The district is not trying to figure out if a virtual school would, for example, require fewer teachers. The initial assumption is healthy students and healthy teachers simply having to work from home because a department of health has shut a building, he said.

The disease, which has sickened more than 100,000 worldwide and killed more them 3,800, is creating “a situation new to everyone,” he said. So the district needs to figure out how to “ensure students continue to get educated” when a building or buildings are not available, he said.

While the district doesn’t offer aftercare programs, there are families where both parents work, Clymer said. But it’s not the same situation as an elementary school, where children as young as 5 would need greater care in the case of a two-week school closure.

The district is working with its four feeder elementary schools, but each of them, a district onto themselves, would have unique issues to work through, Clymer said. The middle and high school district at this point is sharing documents and information with the elementaries during an ongoing conversation, he said.

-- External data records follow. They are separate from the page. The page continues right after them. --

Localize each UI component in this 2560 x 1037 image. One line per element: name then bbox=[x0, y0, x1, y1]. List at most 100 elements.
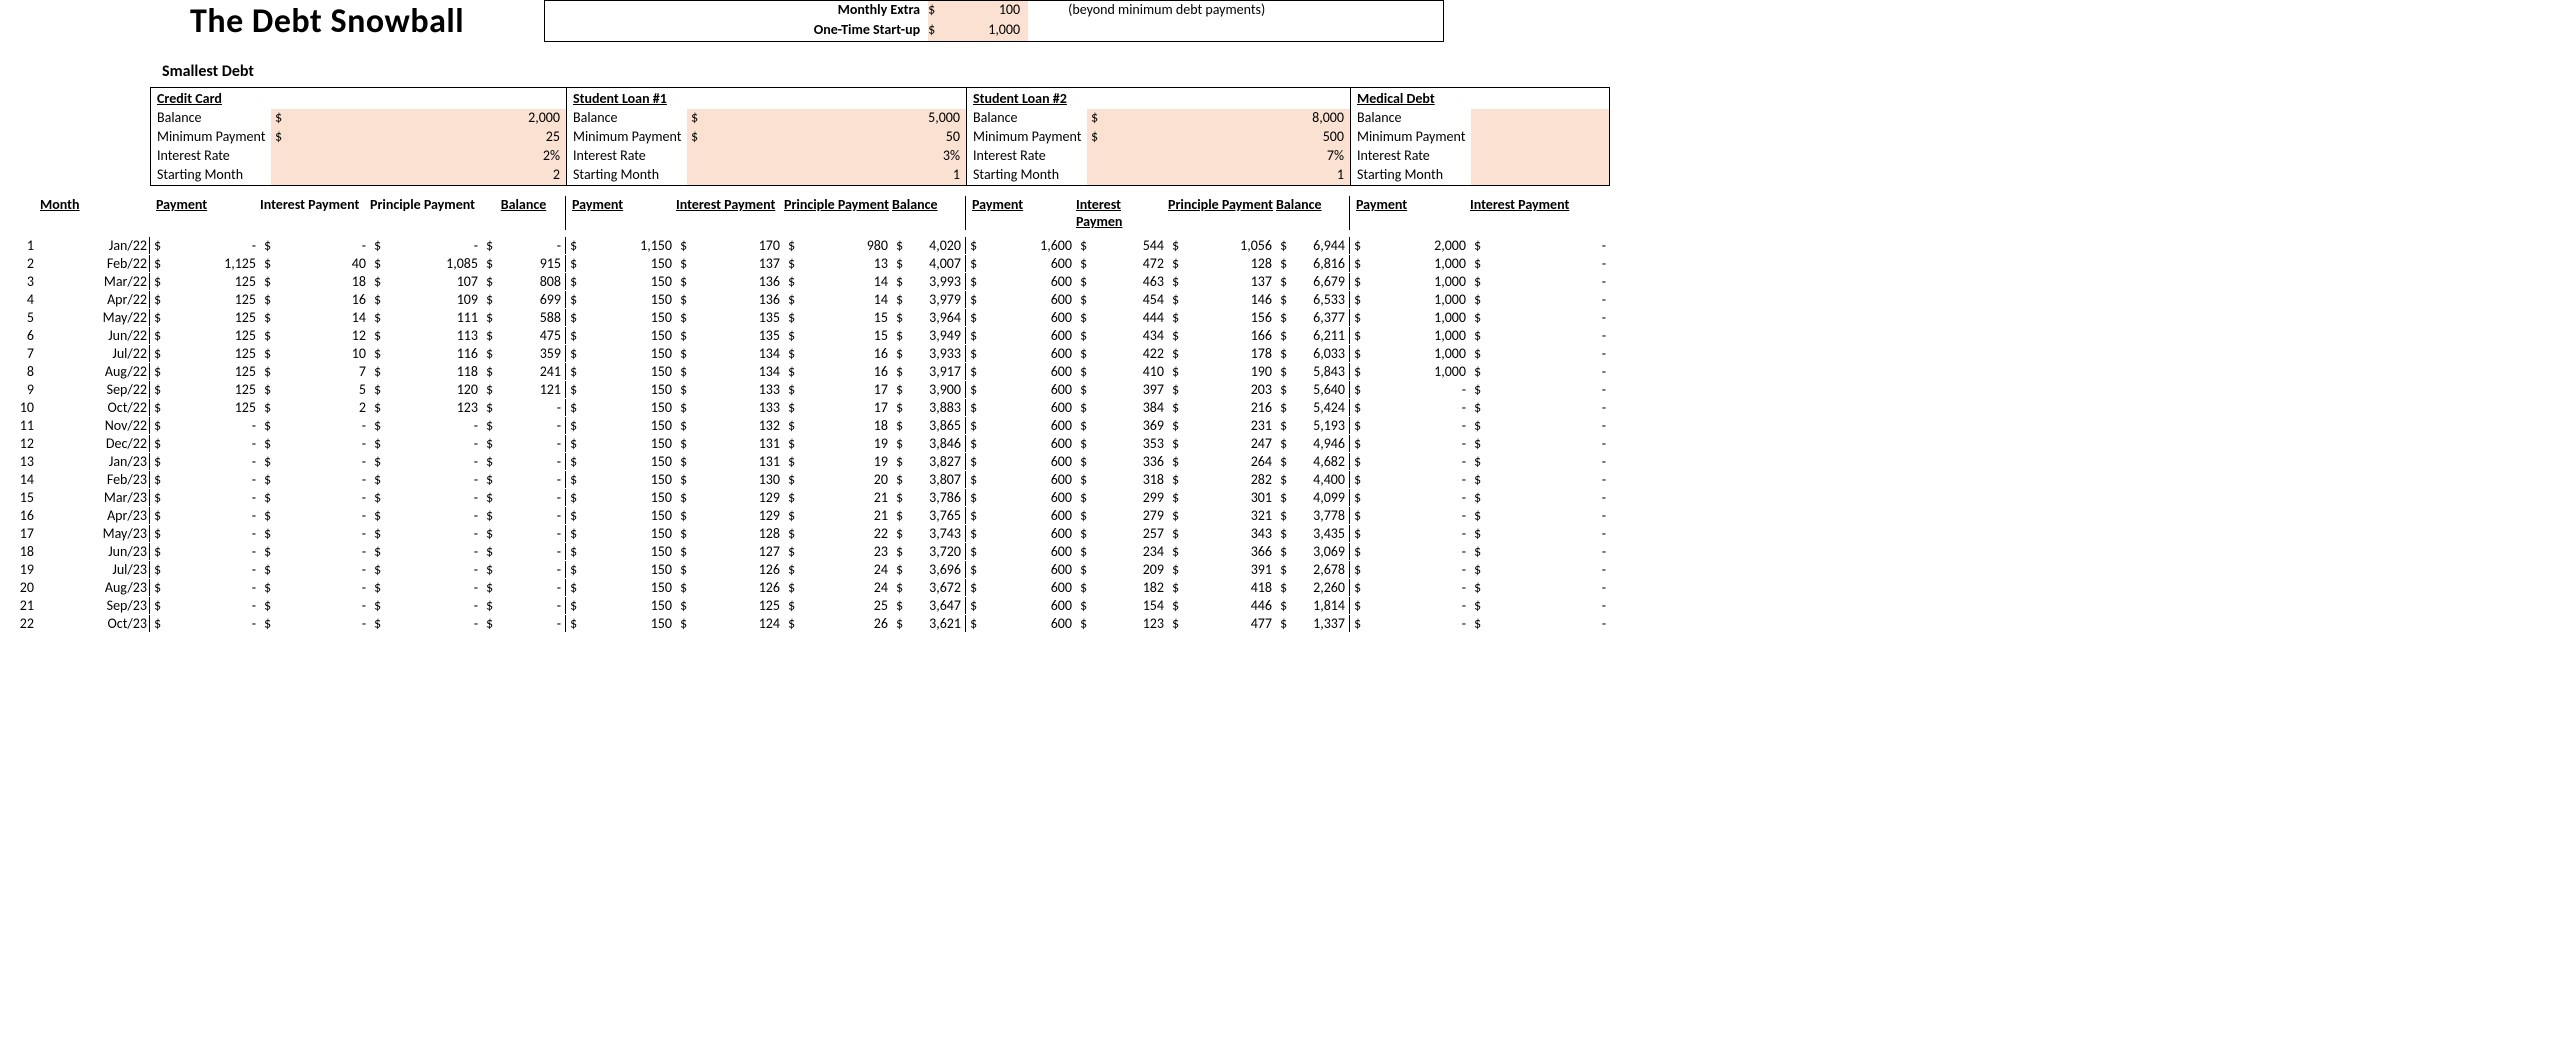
cell[interactable]: $20 bbox=[784, 471, 892, 488]
cell[interactable]: $234 bbox=[1076, 543, 1168, 560]
cell[interactable]: $600 bbox=[966, 255, 1076, 272]
cell[interactable]: $19 bbox=[784, 453, 892, 470]
cell[interactable]: $- bbox=[1350, 381, 1470, 398]
interest-rate-value[interactable] bbox=[1471, 147, 1609, 166]
cell[interactable]: $3,720 bbox=[892, 543, 966, 560]
cell[interactable]: $446 bbox=[1168, 597, 1276, 614]
cell[interactable]: $137 bbox=[1168, 273, 1276, 290]
cell[interactable]: $- bbox=[1350, 597, 1470, 614]
cell[interactable]: $- bbox=[150, 615, 260, 632]
cell[interactable]: $- bbox=[260, 417, 370, 434]
cell[interactable]: $130 bbox=[676, 471, 784, 488]
cell[interactable]: $6,533 bbox=[1276, 291, 1350, 308]
cell[interactable]: $113 bbox=[370, 327, 482, 344]
cell[interactable]: $588 bbox=[482, 309, 566, 326]
cell[interactable]: $321 bbox=[1168, 507, 1276, 524]
cell[interactable]: $600 bbox=[966, 363, 1076, 380]
cell[interactable]: $125 bbox=[150, 381, 260, 398]
cell[interactable]: $- bbox=[482, 471, 566, 488]
cell[interactable]: $3,069 bbox=[1276, 543, 1350, 560]
cell[interactable]: $15 bbox=[784, 327, 892, 344]
cell[interactable]: $120 bbox=[370, 381, 482, 398]
cell[interactable]: $- bbox=[370, 615, 482, 632]
cell[interactable]: $- bbox=[1350, 579, 1470, 596]
cell[interactable]: $- bbox=[1470, 399, 1610, 416]
cell[interactable]: $- bbox=[1470, 255, 1610, 272]
cell[interactable]: $- bbox=[1470, 309, 1610, 326]
cell[interactable]: $216 bbox=[1168, 399, 1276, 416]
cell[interactable]: $25 bbox=[784, 597, 892, 614]
cell[interactable]: $- bbox=[150, 525, 260, 542]
cell[interactable]: $209 bbox=[1076, 561, 1168, 578]
cell[interactable]: $- bbox=[482, 489, 566, 506]
cell[interactable]: $17 bbox=[784, 399, 892, 416]
cell[interactable]: $980 bbox=[784, 237, 892, 254]
cell[interactable]: $5,424 bbox=[1276, 399, 1350, 416]
cell[interactable]: $4,682 bbox=[1276, 453, 1350, 470]
cell[interactable]: $121 bbox=[482, 381, 566, 398]
cell[interactable]: $128 bbox=[1168, 255, 1276, 272]
cell[interactable]: $369 bbox=[1076, 417, 1168, 434]
cell[interactable]: $6,679 bbox=[1276, 273, 1350, 290]
cell[interactable]: $18 bbox=[784, 417, 892, 434]
cell[interactable]: $146 bbox=[1168, 291, 1276, 308]
cell[interactable]: $4,946 bbox=[1276, 435, 1350, 452]
cell[interactable]: $600 bbox=[966, 615, 1076, 632]
cell[interactable]: $3,621 bbox=[892, 615, 966, 632]
cell[interactable]: $3,827 bbox=[892, 453, 966, 470]
cell[interactable]: $131 bbox=[676, 435, 784, 452]
cell[interactable]: $129 bbox=[676, 489, 784, 506]
cell[interactable]: $600 bbox=[966, 327, 1076, 344]
min-payment-value[interactable]: $500 bbox=[1087, 128, 1350, 147]
cell[interactable]: $3,917 bbox=[892, 363, 966, 380]
cell[interactable]: $- bbox=[482, 579, 566, 596]
cell[interactable]: $3,883 bbox=[892, 399, 966, 416]
cell[interactable]: $125 bbox=[150, 309, 260, 326]
cell[interactable]: $- bbox=[260, 525, 370, 542]
cell[interactable]: $- bbox=[150, 489, 260, 506]
cell[interactable]: $128 bbox=[676, 525, 784, 542]
cell[interactable]: $3,964 bbox=[892, 309, 966, 326]
cell[interactable]: $3,778 bbox=[1276, 507, 1350, 524]
cell[interactable]: $- bbox=[1350, 489, 1470, 506]
cell[interactable]: $366 bbox=[1168, 543, 1276, 560]
cell[interactable]: $166 bbox=[1168, 327, 1276, 344]
cell[interactable]: $1,085 bbox=[370, 255, 482, 272]
starting-month-value[interactable]: 1 bbox=[687, 166, 966, 185]
cell[interactable]: $- bbox=[1470, 543, 1610, 560]
cell[interactable]: $- bbox=[260, 453, 370, 470]
starting-month-value[interactable] bbox=[1471, 166, 1609, 185]
cell[interactable]: $808 bbox=[482, 273, 566, 290]
cell[interactable]: $600 bbox=[966, 309, 1076, 326]
cell[interactable]: $- bbox=[150, 237, 260, 254]
cell[interactable]: $3,993 bbox=[892, 273, 966, 290]
cell[interactable]: $- bbox=[1350, 435, 1470, 452]
cell[interactable]: $150 bbox=[566, 579, 676, 596]
cell[interactable]: $14 bbox=[784, 273, 892, 290]
cell[interactable]: $18 bbox=[260, 273, 370, 290]
cell[interactable]: $135 bbox=[676, 309, 784, 326]
cell[interactable]: $3,696 bbox=[892, 561, 966, 578]
cell[interactable]: $- bbox=[482, 561, 566, 578]
cell[interactable]: $- bbox=[150, 561, 260, 578]
cell[interactable]: $2,678 bbox=[1276, 561, 1350, 578]
cell[interactable]: $178 bbox=[1168, 345, 1276, 362]
cell[interactable]: $150 bbox=[566, 399, 676, 416]
cell[interactable]: $- bbox=[260, 507, 370, 524]
cell[interactable]: $24 bbox=[784, 579, 892, 596]
cell[interactable]: $150 bbox=[566, 525, 676, 542]
cell[interactable]: $150 bbox=[566, 291, 676, 308]
cell[interactable]: $126 bbox=[676, 561, 784, 578]
cell[interactable]: $150 bbox=[566, 435, 676, 452]
cell[interactable]: $150 bbox=[566, 381, 676, 398]
cell[interactable]: $699 bbox=[482, 291, 566, 308]
cell[interactable]: $600 bbox=[966, 399, 1076, 416]
cell[interactable]: $600 bbox=[966, 345, 1076, 362]
cell[interactable]: $123 bbox=[370, 399, 482, 416]
cell[interactable]: $434 bbox=[1076, 327, 1168, 344]
cell[interactable]: $454 bbox=[1076, 291, 1168, 308]
cell[interactable]: $- bbox=[150, 597, 260, 614]
cell[interactable]: $150 bbox=[566, 597, 676, 614]
cell[interactable]: $1,150 bbox=[566, 237, 676, 254]
cell[interactable]: $150 bbox=[566, 345, 676, 362]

The Warren Hills district serves students from Washington, Washington Township, Mansfield Township and Franklin Township. Oxford Township sends students to the high school in a tuition deal.

The middle and high school students so far do not seem to be reacting to reports of the spreading disease, and teachers and parents haven’t exhibited “widespread concern,” he said. Everyone is using hand sanitizer and there have been reminders of basic hygiene, such as proper hand-washing, in various communications with parents via the district’s website and email. Those communications will continue, he said.

While Wednesday’s inservice with teachers and staff is essential, Clymer said it’s his hope that the process of planning doesn’t ramp up any worry.

The sole purpose for the process is planning for a potential future shutdown and being able to guarantee “we’re able to support our students and our communities,” he said.